It’s easy to hate baby boomers – but resentment dulls our political imagination

By Eleanor Penny

The sins of millennials are exhaustively catalogued: our feckless narcissism, our lazy entitlement, our censorious political puritanism, our single-handed annihilation of the market for diamonds, mayonnaise, golf, cereal, marriage, divorce, etcetera. You can forgive some people for bending that ire back on itself – claiming instead that the boomer generation squandered the planet’s resources while merrily profiting from secure jobs, free education and cheap housing. They pulled the ladder up after themselves and blame us for not being able to jump high enough. “Ok, boomer” has become the eye-rolling battle cry of under-35s known to history as generation rent, generation zero hours, generation burnout, generation up-late-at-night-fretting-about-climate-change. The reprimand has touched such a nerve that some workplaces have started to ban the phrase.

Those graduating into adulthood in a post-crash world can statistically expect to lead poorer, less stable, less healthy and shorter lives – and possibly spend our later years fighting for the last water supplies in a crumbling ecosystem. The young never experienced the wage growth or healthy social welfare net of their parents and grandparents. That systemic disillusionment has led to startling levels of leftwing radicalism. As Keir Milburn, the authore of Generation Left observes, we can’t dismiss millennial socialism as the dreamy optimism of youth: “In the 1983 election, for example, the Conservatives led by 10 percentage points among 18-34 year olds”. In the 2017 election, 60 per cent of 18-24 year olds voted Labour; older generations were blamed for delivering Brexit. And with good reason: age is directly correlated with an increasing likelihood of voting Leave.

Clearly, there is a generational slant to contemporary political divisions. In response, many people have criticised older generations for selling out the young – for inheriting a rich country and effectively bankrupting it. The figure of the boomer stalks the millennial imagination as a frightful bogeyman of cultural and political reaction.

The anger is necessary. We should be angry at dismal jobs and dwindling chances of a habitable planet. Yet sometimes that anger, directed full-knuckled at the over 50s, seems less like righteous outrage and more like inflamed resentment that one has been denied the signifiers of a stable, middle-class lifestyle. The “OK boomer” discourse mistakes thwarted expectations for structural critique. Invoking this clash of generations can obscure crucial class differences and distract from where power truly lies.

The famed boomer benefits – easy access to credit and rapid asset inflation – stemmed from economic reforms in the last century that substituted salaried incomes with personal debt. In the years leading up to the financial crisis, property speculation ran rampant. When the bubble burst in 2008, it wasn’t the average, suburban fifty-somethings who were bailed out to the tune of £500 million – it was the finance sector, which consolidated its power and insulated itself from democratic reform. 

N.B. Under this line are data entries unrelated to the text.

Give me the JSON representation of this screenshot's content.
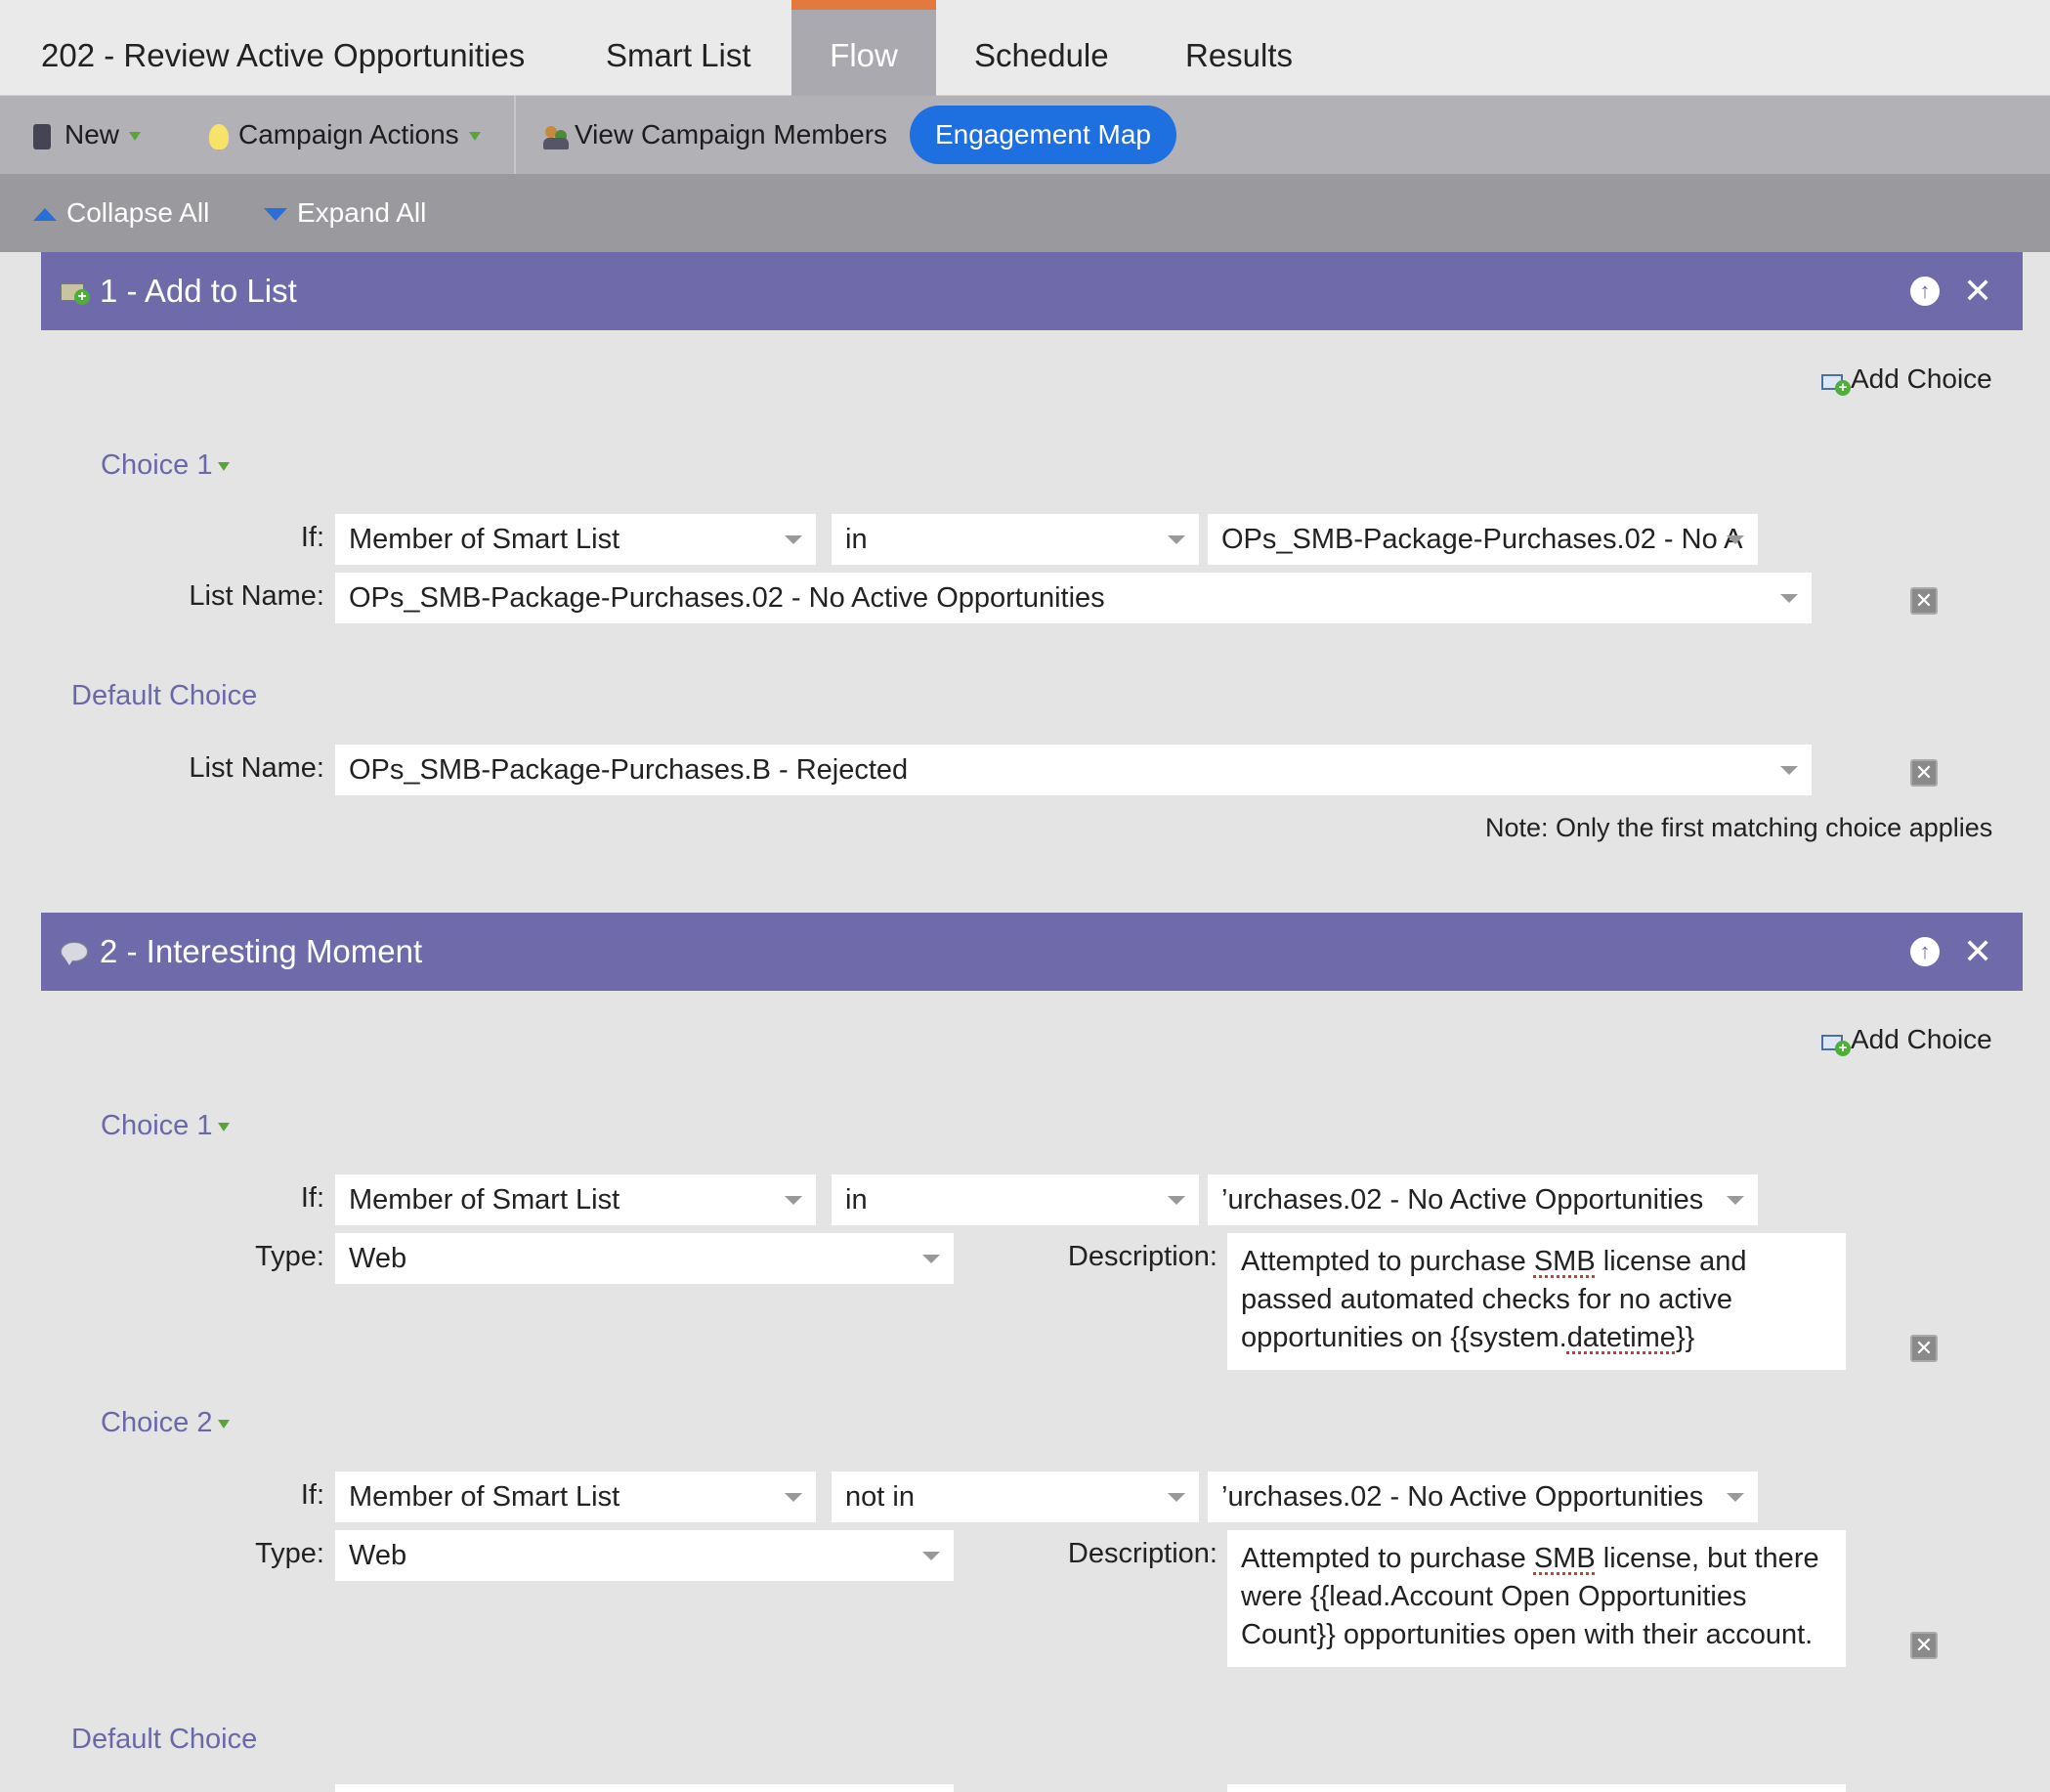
{
  "tabs": {
    "campaign_title": "202 - Review Active Opportunities",
    "smart_list": "Smart List",
    "flow": "Flow",
    "schedule": "Schedule",
    "results": "Results"
  },
  "toolbar": {
    "new": "New",
    "campaign_actions": "Campaign Actions",
    "view_members": "View Campaign Members",
    "engagement_map": "Engagement Map"
  },
  "expand": {
    "collapse_all": "Collapse All",
    "expand_all": "Expand All"
  },
  "step1": {
    "title": "1 - Add to List",
    "add_choice": "Add Choice",
    "choice1": {
      "heading": "Choice 1",
      "if_label": "If:",
      "condition": "Member of Smart List",
      "operator": "in",
      "value": "OPs_SMB-Package-Purchases.02 - No A",
      "list_label": "List Name:",
      "list_value": "OPs_SMB-Package-Purchases.02 - No Active Opportunities"
    },
    "default": {
      "heading": "Default Choice",
      "list_label": "List Name:",
      "list_value": "OPs_SMB-Package-Purchases.B - Rejected"
    },
    "note": "Note: Only the first matching choice applies"
  },
  "step2": {
    "title": "2 - Interesting Moment",
    "add_choice": "Add Choice",
    "choice1": {
      "heading": "Choice 1",
      "if_label": "If:",
      "condition": "Member of Smart List",
      "operator": "in",
      "value": "’urchases.02 - No Active Opportunities",
      "type_label": "Type:",
      "type_value": "Web",
      "desc_label": "Description:",
      "desc_p1": "Attempted to purchase ",
      "desc_smb": "SMB",
      "desc_p2": " license and passed automated checks for no active opportunities on {{system.",
      "desc_dt": "datetime",
      "desc_p3": "}}"
    },
    "choice2": {
      "heading": "Choice 2",
      "if_label": "If:",
      "condition": "Member of Smart List",
      "operator": "not in",
      "value": "’urchases.02 - No Active Opportunities",
      "type_label": "Type:",
      "type_value": "Web",
      "desc_label": "Description:",
      "desc_p1": "Attempted to purchase ",
      "desc_smb": "SMB",
      "desc_p2": " license, but there were {{lead.Account Open Opportunities Count}} opportunities open with their account."
    },
    "default": {
      "heading": "Default Choice"
    }
  },
  "colors": {
    "panel_header": "#6f6bab",
    "active_tab_accent": "#e27a3f",
    "engagement_button": "#1e6fe0"
  }
}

Of course, many boomers benefitted from this economic legacy. House pricing mechanisms in the UK have technically made 20 per cent of over-65s millionaires. But many others have been left scraping to get by. The famed gains of the boomer generation in propertied wealth were always unevenly shared, and remain so. Those who don’t have assets to fall back on are retiring into a system of gutted social care and paltry pensions. Those who can afford social care usually do so by selling or remortgaging their home.

Boomers without personal wealth find themselves in desparate circumstances. The Women Against State Pension Inequality (WASPI) campaign highlights the struggle of working class women who had the rug pulled from underneath them when the coalition government raised the pension age in 2011. They, too, had access to cheap education and steady jobs. But their generational benefits were contingent on the whims of the state – and could be confiscated as easily as they were given.

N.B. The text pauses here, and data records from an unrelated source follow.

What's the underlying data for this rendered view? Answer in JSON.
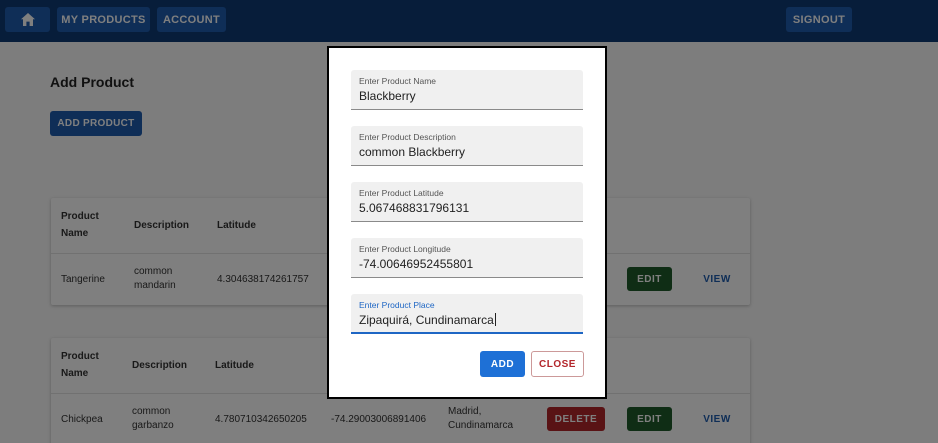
{
  "nav": {
    "home_icon": "home-icon",
    "my_products": "MY PRODUCTS",
    "account": "ACCOUNT",
    "signout": "SIGNOUT"
  },
  "page": {
    "title": "Add Product",
    "add_button": "ADD PRODUCT"
  },
  "table": {
    "headers": {
      "product_name": "Product Name",
      "description": "Description",
      "latitude": "Latitude"
    },
    "rows": [
      {
        "name": "Tangerine",
        "description": "common mandarin",
        "latitude": "4.304638174261757",
        "edit": "EDIT",
        "view": "VIEW"
      },
      {
        "name": "Chickpea",
        "description": "common garbanzo",
        "latitude": "4.780710342650205",
        "longitude": "-74.29003006891406",
        "place": "Madrid, Cundinamarca",
        "delete": "DELETE",
        "edit": "EDIT",
        "view": "VIEW"
      }
    ]
  },
  "dialog": {
    "fields": [
      {
        "label": "Enter Product Name",
        "value": "Blackberry"
      },
      {
        "label": "Enter Product Description",
        "value": "common Blackberry"
      },
      {
        "label": "Enter Product Latitude",
        "value": "5.067468831796131"
      },
      {
        "label": "Enter Product Longitude",
        "value": "-74.00646952455801"
      },
      {
        "label": "Enter Product Place",
        "value": "Zipaquirá, Cundinamarca"
      }
    ],
    "add_label": "ADD",
    "close_label": "CLOSE"
  },
  "colors": {
    "navbar": "#0f3a74",
    "primary": "#1e5cae",
    "edit": "#1e5a2a",
    "delete": "#b3262b",
    "focus": "#1e66c4"
  }
}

Since 1986, the UK has seen a fivefold increase in pensioner poverty – a reality that is exacerbated among those from ethnic minority backgrounds. The boomer generation also includes the Windrush Generation, many of whom have been stripped of their jobs, homes, social safety nets and citizenship. These aren’t the people we refer to when we talk about boomer habits – which rather implies that the “boomer” category isn’t just about age, but about class, race, and a specific relation to the British state.  

Castigating the luck of one particular generation blinds us to the failures of the system that delivered it. Social mobility was always about giving a few select members of the working class a leg up so they could clamber over their peers to stability. Hierarchies, by their nature, don’t allow room for everyone at the top. For every boomer who climbed the social ladder are those facing a miserable retirement and frayed social safety net.

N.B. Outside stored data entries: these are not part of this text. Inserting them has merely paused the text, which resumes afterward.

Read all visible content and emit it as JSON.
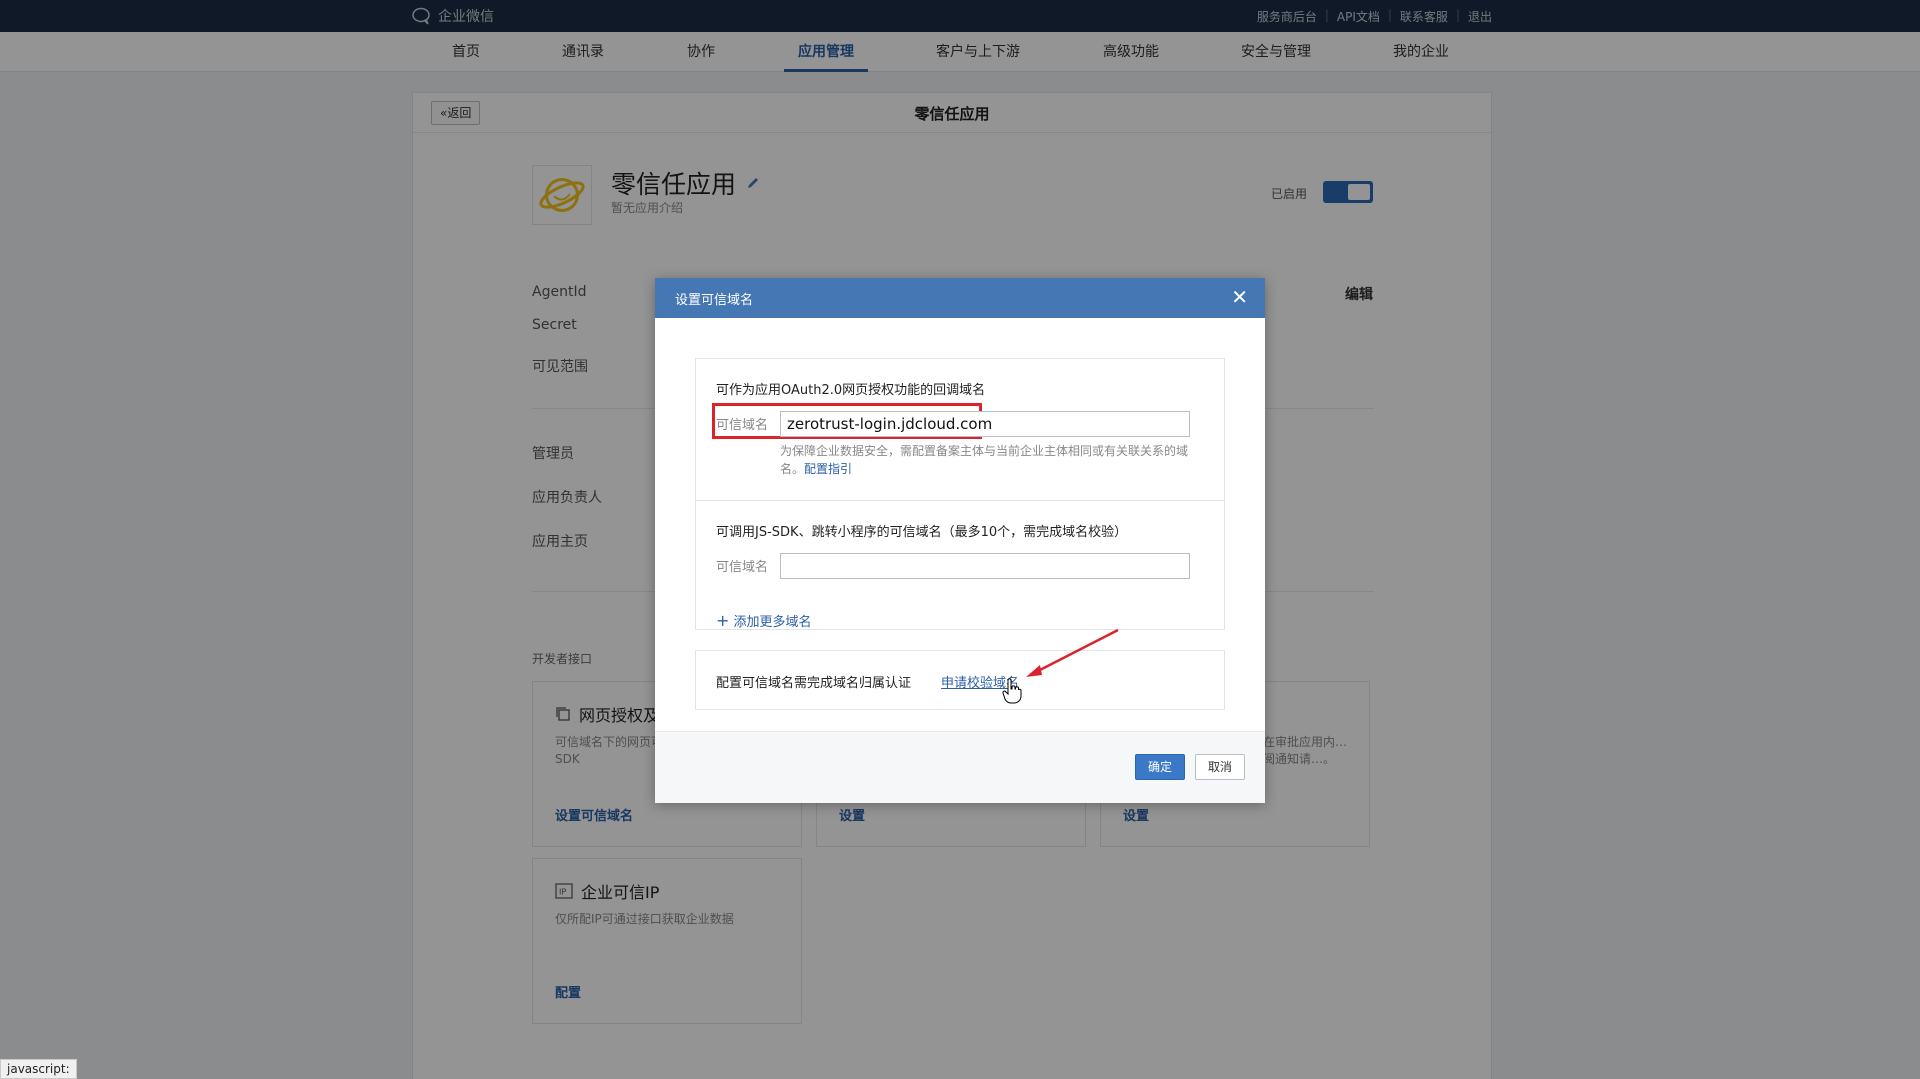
{
  "topbar": {
    "logo_text": "企业微信",
    "links": [
      "服务商后台",
      "API文档",
      "联系客服",
      "退出"
    ]
  },
  "nav": {
    "items": [
      "首页",
      "通讯录",
      "协作",
      "应用管理",
      "客户与上下游",
      "高级功能",
      "安全与管理",
      "我的企业"
    ],
    "active": "应用管理"
  },
  "page": {
    "back_label": "返回",
    "title": "零信任应用"
  },
  "app": {
    "name": "零信任应用",
    "intro": "暂无应用介绍",
    "status_label": "已启用",
    "enabled": true
  },
  "fields": {
    "agentid": "AgentId",
    "secret": "Secret",
    "visible_range": "可见范围",
    "edit": "编辑",
    "admin": "管理员",
    "owner": "应用负责人",
    "homepage": "应用主页"
  },
  "dev": {
    "section_title": "开发者接口",
    "cards": [
      {
        "title": "网页授权及JS-SDK",
        "desc": "可信域名下的网页可以使用网页授权及JS-SDK",
        "action": "设置可信域名"
      },
      {
        "title": "",
        "desc": "",
        "action": "设置"
      },
      {
        "title": "",
        "desc": "…在审批应用内…订阅通知请…。",
        "action": "设置"
      },
      {
        "title": "企业可信IP",
        "desc": "仅所配IP可通过接口获取企业数据",
        "action": "配置"
      }
    ]
  },
  "dialog": {
    "title": "设置可信域名",
    "close": "✕",
    "oauth_title": "可作为应用OAuth2.0网页授权功能的回调域名",
    "domain_label": "可信域名",
    "oauth_domain_value": "zerotrust-login.jdcloud.com",
    "hint": "为保障企业数据安全，需配置备案主体与当前企业主体相同或有关联关系的域名。",
    "hint_link": "配置指引",
    "jssdk_title": "可调用JS-SDK、跳转小程序的可信域名（最多10个，需完成域名校验）",
    "jssdk_domain_value": "",
    "add_more": "添加更多域名",
    "add_more_icon": "+",
    "verify_text": "配置可信域名需完成域名归属认证",
    "verify_link": "申请校验域名",
    "ok": "确定",
    "cancel": "取消"
  },
  "status_bar": "javascript:",
  "colors": {
    "topbar": "#1c2b44",
    "accent": "#2a5fa8",
    "dialog_header": "#4677b5",
    "highlight": "#d9242c"
  }
}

Luck is not always the same as power. The system that delivered benefits to baby boomers is the same system that crushed unions and ushered in an unsustainable, debt-based economic model. You don’t hate baby boomers: you hate capitalism.

Listen, I’ve jumped merrily on the boomer hate memes anyone else with a Twitter account. It’s a fun stick with which to prod older centrists enraged at the suggestions of wealth taxes, cheap avocados or the concept of an Ariana Grande. But without an analysis of class, race and power – and an acknowledgement that economic inequality affects every generation – the trope becomes a way to recast collective daddy issues as political critique. 

Class differences will become more acute as my generation ages and wealth is passed down from rich boomers to their children and grandchildren. As the economist Thomas Piketty prophesies, the gap between those who live off wealth, and those who live off work, will yawn even wider. 

When we bring class analysis back into the equation, we don’t need to look back in rose-tinted envy at the comforts of a social system premised on doomed economic models. Generational resentment dulls our political imagination. We don’t need to begrudge people their steady 9-5 wage and basic safety net when we stand on the precipice of a shorter working week and universal basic services. Across the world, the young, angry and dispossessed are swelling the ranks of socialist movements that stand on the cusp of power. We could be about to build a world unrecognisably more beautiful than the mid-century entente between labour and capital. We don’t need envy, when we have hope.